Nous connaissons tous désormais très bien ce personnage qui sort des sentiers battus et nous savons aussi que lorsqu’il annonce une innovation, il nous semble clair que le temps espéré ne sera jamais respecté. Mais il faut admettre aussi que quand l’idée est annoncée publiquement, elle finira tôt ou tard par devenir une réalité!
Lorsqu’il est invité à une réunion avec les plus grands patrons du secteur automobile, bien avant de révolutionner le monde que nous connaissions auparavant, personne ne le prend au sérieux et bien heureusement d’ailleurs. Il faut dire que lorsque l’on voit un type, plutôt jeune, débarquer dans un bureau, habillé d’un jeans et d’un t-shirt noir portant des documents dans un sac en plastique troué annoncer à des cols blancs bien sapés – vous êtes tous morts – que la situation est tellement burlesque qu’elle n’a pas du tout de crédibilité. Preston Tucker aurait pû rêver de cette situation en son temps, mais il avait malheureusement des gens en face de lui qui l’ont prit très au sérieux et qui ont tout fait pour qu’il ne puisse jamais réaliser son rêve de révolutionner le monde de l’automobile…
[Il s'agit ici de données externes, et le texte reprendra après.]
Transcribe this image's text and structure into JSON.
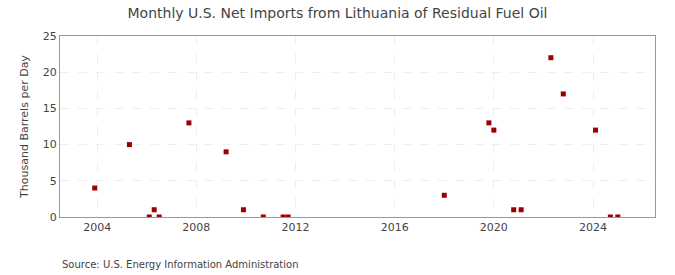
{
  "chart_data": {
    "type": "scatter",
    "title": "Monthly U.S. Net Imports from Lithuania of Residual Fuel Oil",
    "ylabel": "Thousand Barrels per Day",
    "annotations": [
      "Source: U.S. Energy Information Administration"
    ],
    "color": "#990000",
    "marker": "square",
    "grid": true,
    "xlim": [
      2002.5,
      2026.5
    ],
    "ylim": [
      0,
      25
    ],
    "xticks": [
      2004,
      2008,
      2012,
      2016,
      2020,
      2024
    ],
    "yticks": [
      0,
      5,
      10,
      15,
      20,
      25
    ],
    "x": [
      2003.9,
      2005.3,
      2006.1,
      2006.3,
      2006.5,
      2007.7,
      2009.2,
      2009.9,
      2010.7,
      2011.5,
      2011.7,
      2018.0,
      2019.8,
      2020.0,
      2020.8,
      2021.1,
      2022.3,
      2022.8,
      2024.1,
      2024.7,
      2025.0
    ],
    "values": [
      4.0,
      10.0,
      0.0,
      1.0,
      0.0,
      13.0,
      9.0,
      1.0,
      0.0,
      0.0,
      0.0,
      3.0,
      13.0,
      12.0,
      1.0,
      1.0,
      22.0,
      17.0,
      12.0,
      0.0,
      0.0
    ]
  }
}
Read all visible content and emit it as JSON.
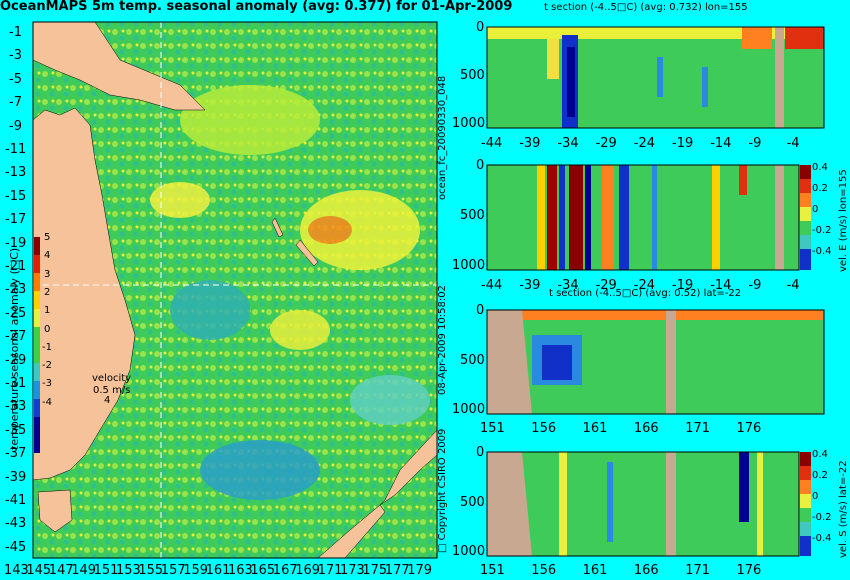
{
  "header": {
    "title": "OceanMAPS 5m temp. seasonal anomaly (avg: 0.377) for 01-Apr-2009",
    "section1_title": "t section (-4..5□C) (avg: 0.732) lon=155",
    "section2_title": "t section (-4..5□C) (avg: 0.52) lat=-22"
  },
  "side": {
    "run_id": "ocean_fc_20090330_048",
    "timestamp": "08-Apr-2009 10:58:02",
    "copyright": "□ Copyright CSIRO 2009",
    "cb_label": "temperature seasonal anomaly (□C)",
    "vel_label": "velocity",
    "vel_scale": "0.5 m/s",
    "vel_arrow": "4",
    "velE_label": "vel. E (m/s) lon=155",
    "velS_label": "vel. S (m/s) lat=-22"
  },
  "map": {
    "lat_ticks": [
      "-1",
      "-3",
      "-5",
      "-7",
      "-9",
      "-11",
      "-13",
      "-15",
      "-17",
      "-19",
      "-21",
      "-23",
      "-25",
      "-27",
      "-29",
      "-31",
      "-33",
      "-35",
      "-37",
      "-39",
      "-41",
      "-43",
      "-45"
    ],
    "lon_ticks": [
      "143",
      "145",
      "147",
      "149",
      "151",
      "153",
      "155",
      "157",
      "159",
      "161",
      "163",
      "165",
      "167",
      "169",
      "171",
      "173",
      "175",
      "177",
      "179"
    ],
    "colorbar_ticks": [
      "5",
      "4",
      "3",
      "2",
      "1",
      "0",
      "-1",
      "-2",
      "-3",
      "-4"
    ],
    "colors": {
      "ocean": "#33cc55",
      "land": "#f5c29a",
      "background": "#00ffff"
    }
  },
  "sections": {
    "depth_ticks": [
      "0",
      "500",
      "1000"
    ],
    "lat_ticks": [
      "-44",
      "-39",
      "-34",
      "-29",
      "-24",
      "-19",
      "-14",
      "-9",
      "-4"
    ],
    "lon_ticks": [
      "151",
      "156",
      "161",
      "166",
      "171",
      "176"
    ],
    "vel_ticks": [
      "0.4",
      "0.2",
      "0",
      "-0.2",
      "-0.4"
    ]
  },
  "chart_data": [
    {
      "type": "heatmap",
      "title": "OceanMAPS 5m temp. seasonal anomaly (avg: 0.377) for 01-Apr-2009",
      "xlabel": "",
      "ylabel": "",
      "xlim": [
        143,
        179
      ],
      "ylim": [
        -45,
        -1
      ],
      "colorbar_range": [
        -4,
        5
      ],
      "colorbar_label": "temperature seasonal anomaly (□C)"
    },
    {
      "type": "heatmap",
      "title": "t section (-4..5□C) (avg: 0.732) lon=155",
      "xlim": [
        -44,
        -1
      ],
      "ylim": [
        1000,
        0
      ]
    },
    {
      "type": "heatmap",
      "title": "",
      "ylabel": "vel. E (m/s) lon=155",
      "xlim": [
        -44,
        -1
      ],
      "ylim": [
        1000,
        0
      ],
      "colorbar_range": [
        -0.4,
        0.4
      ]
    },
    {
      "type": "heatmap",
      "title": "t section (-4..5□C) (avg: 0.52) lat=-22",
      "xlim": [
        150,
        180
      ],
      "ylim": [
        1000,
        0
      ]
    },
    {
      "type": "heatmap",
      "title": "",
      "ylabel": "vel. S (m/s) lat=-22",
      "xlim": [
        150,
        180
      ],
      "ylim": [
        1000,
        0
      ],
      "colorbar_range": [
        -0.4,
        0.4
      ]
    }
  ]
}
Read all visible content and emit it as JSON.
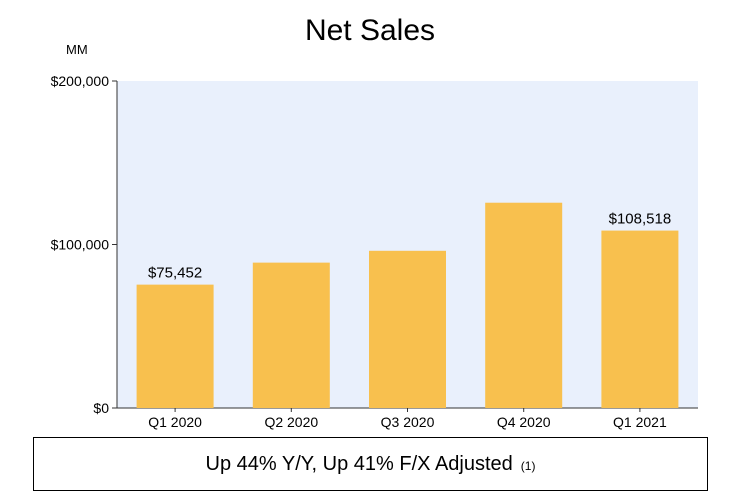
{
  "chart_data": {
    "type": "bar",
    "title": "Net Sales",
    "unit_label": "MM",
    "categories": [
      "Q1 2020",
      "Q2 2020",
      "Q3 2020",
      "Q4 2020",
      "Q1 2021"
    ],
    "values": [
      75452,
      88912,
      96145,
      125555,
      108518
    ],
    "data_labels": [
      "$75,452",
      "",
      "",
      "",
      "$108,518"
    ],
    "ylim": [
      0,
      200000
    ],
    "yticks": [
      0,
      100000,
      200000
    ],
    "ytick_labels": [
      "$0",
      "$100,000",
      "$200,000"
    ],
    "xlabel": "",
    "ylabel": "",
    "grid": false,
    "colors": {
      "bar": "#F8C04E",
      "plot_bg": "#E9F0FC"
    }
  },
  "footer": {
    "text": "Up 44% Y/Y, Up 41% F/X Adjusted",
    "note": "(1)"
  }
}
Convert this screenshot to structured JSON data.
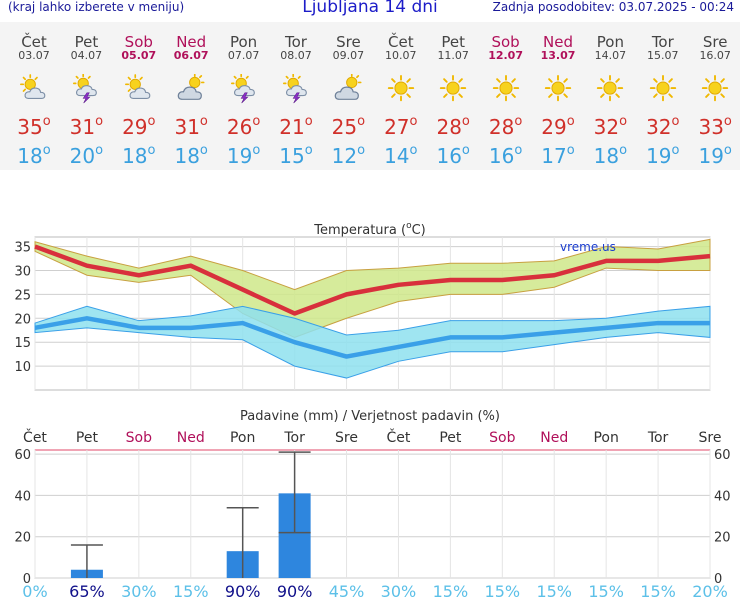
{
  "header": {
    "left_note": "(kraj lahko izberete v meniju)",
    "title": "Ljubljana 14 dni",
    "updated": "Zadnja posodobitev: 03.07.2025 - 00:24"
  },
  "days": [
    {
      "name": "Čet",
      "date": "03.07",
      "icon": "sun-cloud-icon",
      "tmax": "35",
      "tmin": "18",
      "weekend": false
    },
    {
      "name": "Pet",
      "date": "04.07",
      "icon": "sun-thunder-icon",
      "tmax": "31",
      "tmin": "20",
      "weekend": false
    },
    {
      "name": "Sob",
      "date": "05.07",
      "icon": "sun-cloud-icon",
      "tmax": "29",
      "tmin": "18",
      "weekend": true
    },
    {
      "name": "Ned",
      "date": "06.07",
      "icon": "cloudy-sun-icon",
      "tmax": "31",
      "tmin": "18",
      "weekend": true
    },
    {
      "name": "Pon",
      "date": "07.07",
      "icon": "sun-thunder-icon",
      "tmax": "26",
      "tmin": "19",
      "weekend": false
    },
    {
      "name": "Tor",
      "date": "08.07",
      "icon": "sun-thunder-icon",
      "tmax": "21",
      "tmin": "15",
      "weekend": false
    },
    {
      "name": "Sre",
      "date": "09.07",
      "icon": "cloudy-sun-icon",
      "tmax": "25",
      "tmin": "12",
      "weekend": false
    },
    {
      "name": "Čet",
      "date": "10.07",
      "icon": "sun-icon",
      "tmax": "27",
      "tmin": "14",
      "weekend": false
    },
    {
      "name": "Pet",
      "date": "11.07",
      "icon": "sun-icon",
      "tmax": "28",
      "tmin": "16",
      "weekend": false
    },
    {
      "name": "Sob",
      "date": "12.07",
      "icon": "sun-icon",
      "tmax": "28",
      "tmin": "16",
      "weekend": true
    },
    {
      "name": "Ned",
      "date": "13.07",
      "icon": "sun-icon",
      "tmax": "29",
      "tmin": "17",
      "weekend": true
    },
    {
      "name": "Pon",
      "date": "14.07",
      "icon": "sun-icon",
      "tmax": "32",
      "tmin": "18",
      "weekend": false
    },
    {
      "name": "Tor",
      "date": "15.07",
      "icon": "sun-icon",
      "tmax": "32",
      "tmin": "19",
      "weekend": false
    },
    {
      "name": "Sre",
      "date": "16.07",
      "icon": "sun-icon",
      "tmax": "33",
      "tmin": "19",
      "weekend": false
    }
  ],
  "colors": {
    "max_line": "#d8303c",
    "max_band": "#cfe88a",
    "min_line": "#3aa0e8",
    "min_band": "#8ee0ee",
    "bar": "#2e86de",
    "weekend": "#b0105a"
  },
  "chart_data": [
    {
      "type": "line",
      "title": "Temperatura (°C)",
      "title_main": "Temperatura (",
      "title_unit": "o",
      "title_end": "C)",
      "watermark": "vreme.us",
      "categories": [
        "03.07",
        "04.07",
        "05.07",
        "06.07",
        "07.07",
        "08.07",
        "09.07",
        "10.07",
        "11.07",
        "12.07",
        "13.07",
        "14.07",
        "15.07",
        "16.07"
      ],
      "ylim": [
        5,
        37
      ],
      "yticks": [
        "10",
        "15",
        "20",
        "25",
        "30",
        "35"
      ],
      "grid": true,
      "series": [
        {
          "values": [
            35,
            31,
            29,
            31,
            26,
            21,
            25,
            27,
            28,
            28,
            29,
            32,
            32,
            33
          ]
        },
        {
          "values": [
            18,
            20,
            18,
            18,
            19,
            15,
            12,
            14,
            16,
            16,
            17,
            18,
            19,
            19
          ]
        }
      ],
      "max_band": {
        "upper": [
          36,
          33,
          30.5,
          33,
          30,
          26,
          30,
          30.5,
          31.5,
          31.5,
          32,
          35,
          34.5,
          36.5
        ],
        "lower": [
          34,
          29,
          27.5,
          29,
          21,
          16,
          20,
          23.5,
          25,
          25,
          26.5,
          30.5,
          30,
          30
        ]
      },
      "min_band": {
        "upper": [
          19,
          22.5,
          19.5,
          20.5,
          22.5,
          20,
          16.5,
          17.5,
          19.5,
          19.5,
          19.5,
          20,
          21.5,
          22.5
        ],
        "lower": [
          17,
          18,
          17,
          16,
          15.5,
          10,
          7.5,
          11,
          13,
          13,
          14.5,
          16,
          17,
          16
        ]
      }
    },
    {
      "type": "bar",
      "title": "Padavine (mm) / Verjetnost padavin (%)",
      "categories": [
        "Čet",
        "Pet",
        "Sob",
        "Ned",
        "Pon",
        "Tor",
        "Sre",
        "Čet",
        "Pet",
        "Sob",
        "Ned",
        "Pon",
        "Tor",
        "Sre"
      ],
      "weekend": [
        false,
        false,
        true,
        true,
        false,
        false,
        false,
        false,
        false,
        true,
        true,
        false,
        false,
        false
      ],
      "ylim": [
        0,
        62
      ],
      "yticks": [
        "0",
        "20",
        "40",
        "60"
      ],
      "grid": true,
      "values": [
        0,
        4,
        0,
        0,
        13,
        41,
        0,
        0,
        0,
        0,
        0,
        0,
        0,
        0
      ],
      "error_low": [
        null,
        0,
        null,
        null,
        0,
        22,
        null,
        null,
        null,
        null,
        null,
        null,
        null,
        null
      ],
      "error_high": [
        null,
        16,
        null,
        null,
        34,
        61,
        null,
        null,
        null,
        null,
        null,
        null,
        null,
        null
      ],
      "probability": [
        "0%",
        "65%",
        "30%",
        "15%",
        "90%",
        "90%",
        "45%",
        "30%",
        "15%",
        "15%",
        "15%",
        "15%",
        "15%",
        "20%"
      ]
    }
  ]
}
Elon Musk, l’homme et son rêve !
En quelque sorte, si Musk était arrivé sur le marché avec des méthodes classiques entrant directement en confrontation avec les plus gros constructeurs automobiles mondiaux,Tesla aurait eu très peu de chances de survivre :
Rappelons à ce propos que même au milieu des années 2000, l’automobile électrique était perçue comme un sous produit que seuls les débiles mentaux pouvaient conduire. Personne n’aurait pû imaginer à l’époque qu’une voiture de sport (Tesla a débuté par la commercialisation d’un Roadster) ou d’une berline de luxe dont le prix avoisinait les 100.000 dollars, qu’un véhicule électrique pourrait alors révolutionner le monde à tout jamais, pratiquement de la même manière que Henry Ford l’avait fait un siècle plus tôt (toutes proportions de prix gardée étant donné que l’objectif de Ford était de démocratiser le prix d’accès de l’automobile personnelle à l’ensemble de la population)…
Et pourtant Tesla reste toujours dans la course et ses concurrents, héritiers du moteur thermique, ont dû se faire à l’idée que le pétrole viendrait un jour ou l’autre à devenir obsolète.
L’autre difficulté – et peut-être la plus grande – était aussi de construire une infrastructure qui pourrait satisfaire les nouveaux besoins énergétiques. Ici encore, Tesla a développé son propre réseau de « Superchargers » et l’a même ouvert aux autres constructeurs automobiles en commercialisant un adaptateur pour les bornes de recharge. Musk faisait alors de Tesla non plus seulement un constructeur de voiture, mais il se constituait aussi en producteur d’énergie. Et c’est là qu’il faut voir en son personnage quelqu’un qui a une vision globale et presque universelle de ce qu’il entreprend. Et depuis son retour aux affaires après son passage, très difficile à comprendre, dans la sphère MAGA, il dévoile aussi son ambition de fournir à la terre de l’énergie solaire provenant d’une constellation de satellites spatiaux déployée par SpaceX.
Un retour aux manettes mais pas n’importe lequel !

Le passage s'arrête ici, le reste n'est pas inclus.